Tytuł: Odp: Chamskie odzywki / zachowanie Świadków wobec ludzi podczas głoszenia.
Wiadomość wysłana przez: Iskierka w 11 Marzec, 2017, 12:43
Naszły mnie pewne przemyślenia dzisiaj. Kiedyś jak głosiłem to osobiście z tym się nie spotkałem ale wiele razy słyszałem świadkowie znani ze swojego fanatyzmu i chamstwa kierowali różne bezczelne / chamskie odzywki do ludzi, którym głosili na terenie. Według ich mniemania reprezentują oni Najwyższego we wszechświecie więc wydaje mi się, że powinni też godnie się zachowywać i z godnością traktować tych, którym głoszą. Prawda jest taka, że taki burak gdyby trafił na jakiegoś dresa to w najlepszym wypadku usłyszałby wiązankę typu "spier....j ch..j.. zaje....y" a w najgorszym mógłby dostać po prostu z liścia lub jeszcze gorzej.
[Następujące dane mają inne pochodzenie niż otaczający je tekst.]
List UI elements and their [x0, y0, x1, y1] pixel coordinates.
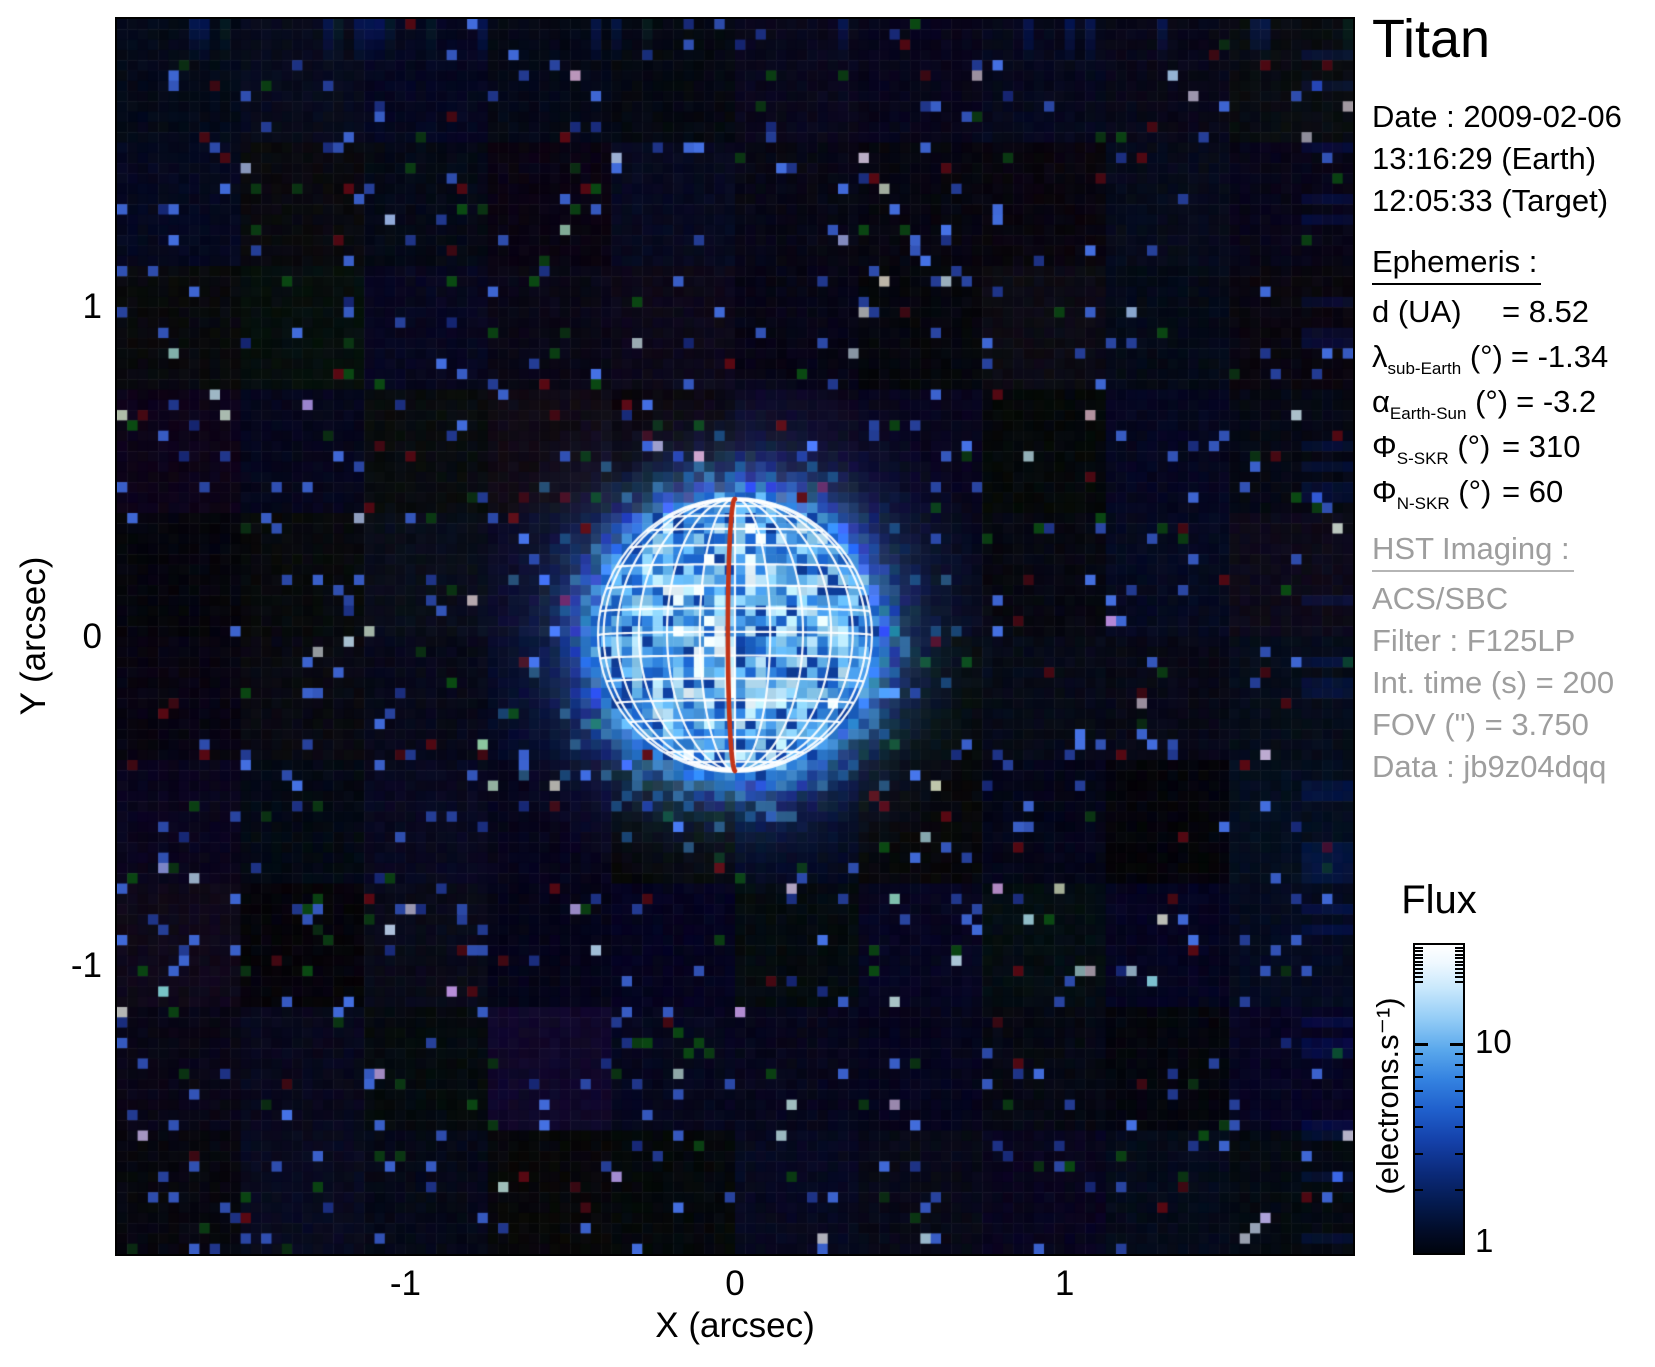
x-tick-label: 1	[1054, 1264, 1075, 1303]
instrument-line: ACS/SBC	[1372, 581, 1509, 616]
colorbar-tick	[1455, 950, 1463, 953]
colorbar-tick	[1415, 1106, 1423, 1109]
colorbar-tick	[1455, 953, 1463, 956]
colorbar-tick	[1455, 1126, 1463, 1129]
colorbar-tick	[1455, 1189, 1463, 1192]
colorbar-tick	[1455, 947, 1463, 950]
colorbar-tick	[1415, 1075, 1423, 1078]
hst-imaging-info: ACS/SBC Filter : F125LP Int. time (s) = …	[1372, 578, 1614, 788]
colorbar-tick	[1455, 972, 1463, 975]
ephemeris-row: ΦS-SKR (°) = 310	[1372, 429, 1581, 469]
x-tick-label: -1	[389, 1264, 421, 1303]
observation-dates: Date : 2009-02-06 13:16:29 (Earth) 12:05…	[1372, 96, 1622, 222]
ephemeris-row: αEarth-Sun (°) = -3.2	[1372, 384, 1597, 424]
colorbar-tick	[1415, 953, 1423, 956]
colorbar-tick	[1415, 950, 1423, 953]
flux-colorbar: 10 1	[1413, 943, 1512, 1259]
colorbar-tick	[1415, 956, 1423, 959]
colorbar-tick	[1415, 980, 1423, 983]
x-tick-label: 0	[725, 1264, 745, 1303]
colorbar-tick	[1455, 960, 1463, 963]
ephemeris-heading: Ephemeris :	[1372, 244, 1542, 285]
colorbar-tick	[1415, 947, 1423, 950]
fov-line: FOV (") = 3.750	[1372, 707, 1589, 742]
ephemeris-row: ΦN-SKR (°) = 60	[1372, 474, 1564, 514]
ephemeris-row: λsub-Earth (°) = -1.34	[1372, 339, 1609, 379]
colorbar-tick	[1415, 976, 1423, 979]
target-title: Titan	[1372, 9, 1491, 69]
y-tick-label: 1	[82, 287, 102, 327]
colorbar-tick	[1415, 964, 1423, 967]
ephemeris-table: d (UA) = 8.52 λsub-Earth (°) = -1.34 αEarth-…	[1372, 294, 1608, 519]
date-line: Date : 2009-02-06	[1372, 99, 1622, 134]
colorbar-unit-label: (electrons.s⁻¹)	[1370, 997, 1405, 1195]
colorbar-tick	[1455, 976, 1463, 979]
data-id-line: Data : jb9z04dqq	[1372, 749, 1607, 784]
colorbar-tick	[1415, 1053, 1423, 1056]
y-tick-label: -1	[70, 945, 102, 985]
colorbar-tick	[1415, 960, 1423, 963]
target-time-line: 12:05:33 (Target)	[1372, 183, 1609, 218]
colorbar-tick	[1455, 1053, 1463, 1056]
colorbar-tick	[1455, 1075, 1463, 1078]
colorbar-tick	[1455, 1152, 1463, 1155]
colorbar-tick	[1415, 1063, 1423, 1066]
colorbar-tick	[1455, 980, 1463, 983]
colorbar-tick	[1415, 1152, 1423, 1155]
filter-line: Filter : F125LP	[1372, 623, 1576, 658]
earth-time-line: 13:16:29 (Earth)	[1372, 141, 1597, 176]
colorbar-tick	[1455, 964, 1463, 967]
colorbar-tick	[1415, 1126, 1423, 1129]
y-tick-label: 0	[82, 616, 102, 656]
x-axis-label: X (arcsec)	[655, 1306, 815, 1345]
colorbar-tick-label: 1	[1475, 1222, 1494, 1260]
colorbar-tick-label: 10	[1475, 1023, 1512, 1061]
integration-time-line: Int. time (s) = 200	[1372, 665, 1615, 700]
titan-image-canvas	[115, 17, 1355, 1256]
colorbar-tick	[1415, 972, 1423, 975]
ephemeris-row: d (UA) = 8.52	[1372, 294, 1590, 329]
colorbar-tick	[1455, 1106, 1463, 1109]
colorbar-tick	[1415, 968, 1423, 971]
colorbar-tick	[1455, 956, 1463, 959]
colorbar-tick	[1450, 1043, 1463, 1047]
colorbar-tick	[1455, 1063, 1463, 1066]
colorbar-tick	[1415, 1089, 1423, 1092]
colorbar-tick	[1415, 1189, 1423, 1192]
colorbar-tick	[1455, 1089, 1463, 1092]
hst-imaging-heading: HST Imaging :	[1372, 531, 1574, 572]
colorbar-tick	[1415, 1043, 1428, 1047]
colorbar-title: Flux	[1401, 878, 1477, 922]
colorbar-tick	[1455, 968, 1463, 971]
Ja osobiście nie spotkałem się z czymś takim, ale słyszałem od wielu osób takie cytaty "Ja będę czekał ale armagedon nie poczeka" i wiele innych ciekawyc, których już nie pamiętam. Oczywiście starsi ludzie będą pamiętać wkładanie nogi w drzwi, żeby domownik nie mógł zamknąć drzwi i w ten sposób nie uronił ani kropelki z "ożywczego orędzia" :)

A co Wy myślicie o tym?

Jak widzę, to taki zwyczaj mieli starsi bracia, starsze pokolenie. Nieźle rozpowszechniony, skoro jak tu czytam każdy z tym się zetknął. Może wtedy takie było "światło zrozumienia"? ;)
Umawiałam się na głoszenie ze starszym zboru, starszym wiekiem bratem. No niestety jak ktoś nie chciał słuchać, to miał w zwyczaju wsadzać nogę w drzwi mówiąc do domownika " słuchaj no pan...". Wstydziłam się i czerwieniłam, aż przestałam z tym bratem głosić  :)
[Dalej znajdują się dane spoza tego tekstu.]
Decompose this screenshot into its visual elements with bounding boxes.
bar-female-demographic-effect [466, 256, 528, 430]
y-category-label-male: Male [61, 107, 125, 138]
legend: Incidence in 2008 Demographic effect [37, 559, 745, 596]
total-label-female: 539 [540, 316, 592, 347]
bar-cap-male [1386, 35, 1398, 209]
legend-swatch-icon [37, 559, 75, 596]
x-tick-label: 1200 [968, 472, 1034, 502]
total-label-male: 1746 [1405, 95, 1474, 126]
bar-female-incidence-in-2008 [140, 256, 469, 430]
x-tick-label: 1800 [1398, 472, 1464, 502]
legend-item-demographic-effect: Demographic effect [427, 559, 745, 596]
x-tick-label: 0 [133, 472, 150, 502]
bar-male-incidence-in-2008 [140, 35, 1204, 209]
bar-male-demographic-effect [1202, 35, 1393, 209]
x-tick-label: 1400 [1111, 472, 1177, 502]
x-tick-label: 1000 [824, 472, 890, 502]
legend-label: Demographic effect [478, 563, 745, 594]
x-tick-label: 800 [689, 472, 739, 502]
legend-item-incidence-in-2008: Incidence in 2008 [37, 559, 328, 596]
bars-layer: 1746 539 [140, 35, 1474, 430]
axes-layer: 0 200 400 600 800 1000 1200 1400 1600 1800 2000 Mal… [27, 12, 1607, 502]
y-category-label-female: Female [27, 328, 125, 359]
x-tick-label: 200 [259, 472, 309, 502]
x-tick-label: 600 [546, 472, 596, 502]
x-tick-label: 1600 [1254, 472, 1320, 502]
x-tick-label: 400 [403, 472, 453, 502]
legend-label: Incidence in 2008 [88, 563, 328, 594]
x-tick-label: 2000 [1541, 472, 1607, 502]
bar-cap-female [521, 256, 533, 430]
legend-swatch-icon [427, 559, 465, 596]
Tytuł: Odp: Chamskie odzywki / zachowanie Świadków wobec ludzi podczas głoszenia.
Wiadomość wysłana przez: HARNAŚ w 11 Marzec, 2017, 17:36
Kiedyś jako dzieciak głosiłem razem ze starszym wiekiem bratem  w dzielnicy willowej. Jeden gość wykopywał drzewko na swoim ogrodzie koło płotu. Brat L. mówi do niego bez żadnego dzień dobry , tonem pretensji:
-ej panie , co pan robisz?
-drzewko wykopuje-odpowiada gospodarz. :)
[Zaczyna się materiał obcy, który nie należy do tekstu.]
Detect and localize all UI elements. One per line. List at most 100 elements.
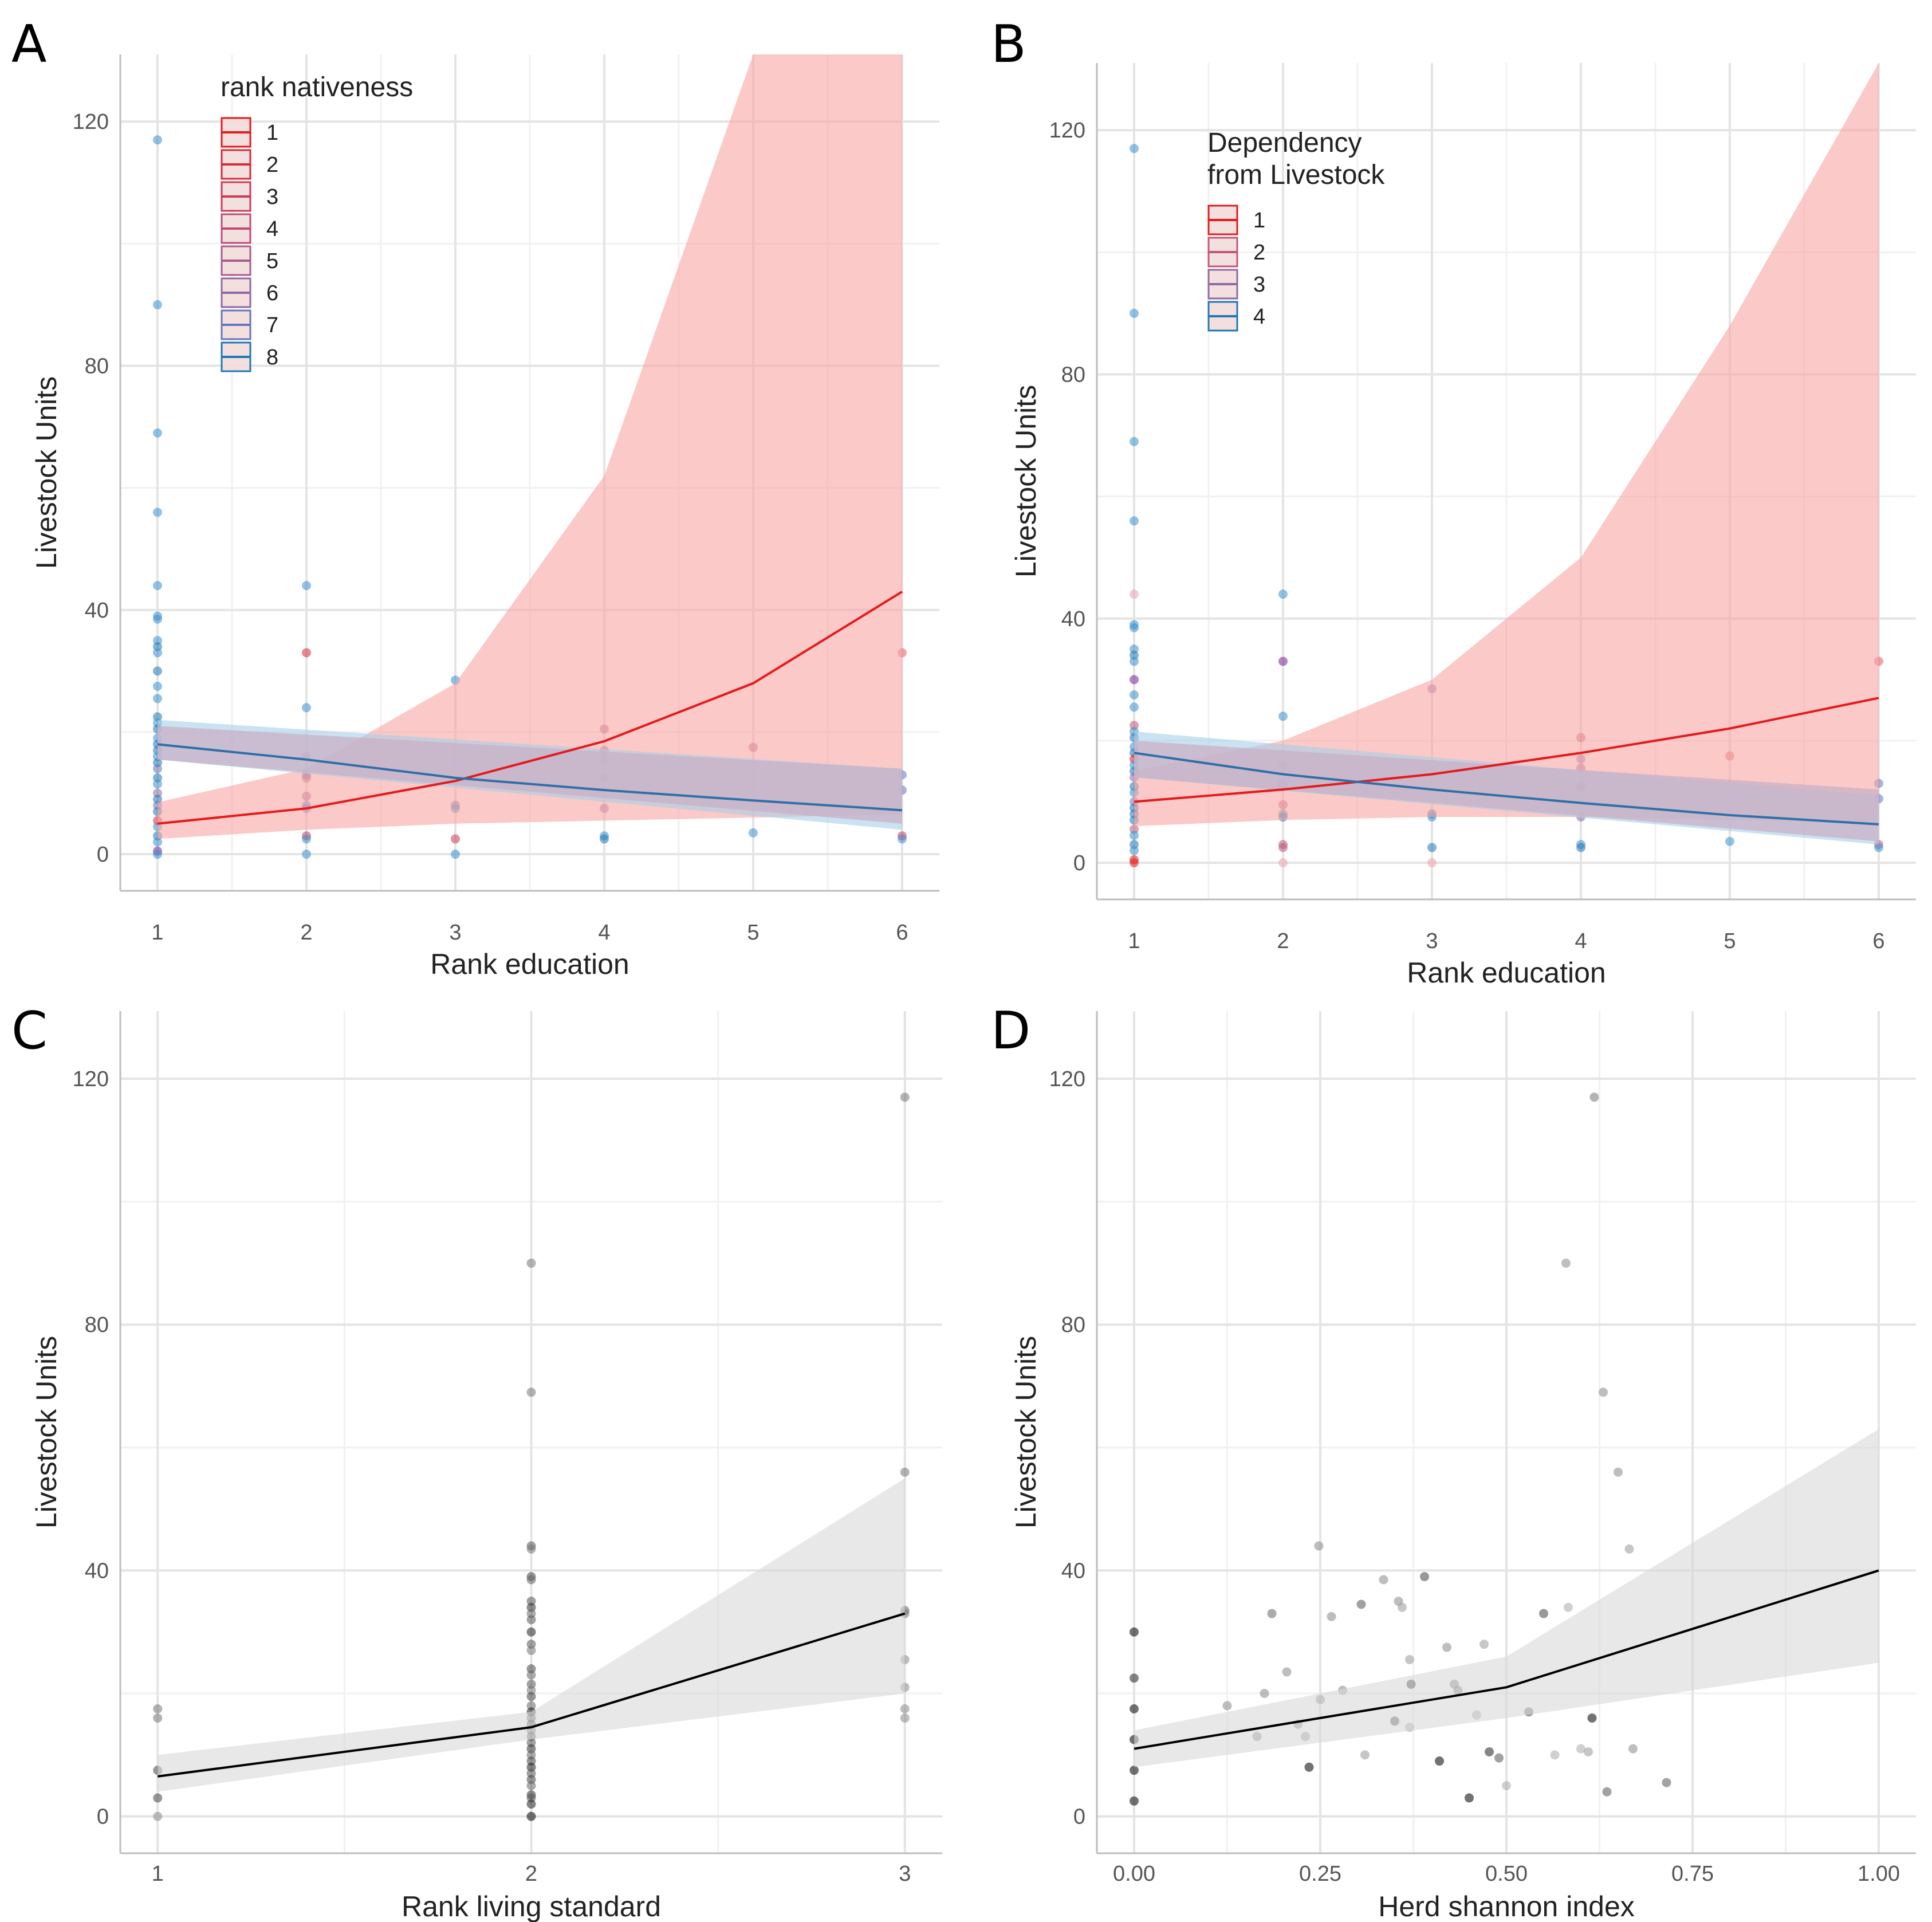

-zostaw pan to drzewo ono mi się bardzo podoba.
-to mój ogród mogę robić co chcę, a mi ono przeszkadza.
-panie zostaw je pan bo ja tu często chodzę i wybrałem sobie ten dom. ;D
-jak to sobie pan wybrał mój dom ? na co niby? ??? ??? ???
-będę w nim mieszkał po armagedonie jak pan zginie w wojnie bożej.
- ??? ??? ??? co pan pleciesz?
-zostaw pan w tech chwili to drzewo ja je chcę. Będę tu mieszkał .
Tytuł: Odp: Chamskie odzywki / zachowanie Świadków wobec ludzi podczas głoszenia.
Wiadomość wysłana przez: Blizna w 11 Marzec, 2017, 17:43
Kiedyś jako dzieciak głosiłem razem ze starszym wiekiem bratem  w dzielnicy willowej. Jeden gość wykopywał drzewko na swoim ogrodzie koło płotu. Brat L. mówi do niego bez żadnego dzień dobry , tonem pretensji:
-ej panie , co pan robisz?
-drzewko wykopuje-odpowiada gospodarz. :)
-zostaw pan to drzewo ono mi się bardzo podoba.
-to mój ogród mogę robić co chcę, a mi ono przeszkadza.
-panie zostaw je pan bo ja tu często chodzę i wybrałem sobie ten dom. ;D
-jak to sobie pan wybrał mój dom ? na co niby? ??? ??? ???
-będę w nim mieszkał po armagedonie jak pan zginie w wojnie bożej.
- ??? ??? ??? co pan pleciesz?
-zostaw pan w tech chwili to drzewo ja je chcę. Będę tu mieszkał .

Nie do wiary....  ;D
Tytuł: Odp: Chamskie odzywki / zachowanie Świadków wobec ludzi podczas głoszenia.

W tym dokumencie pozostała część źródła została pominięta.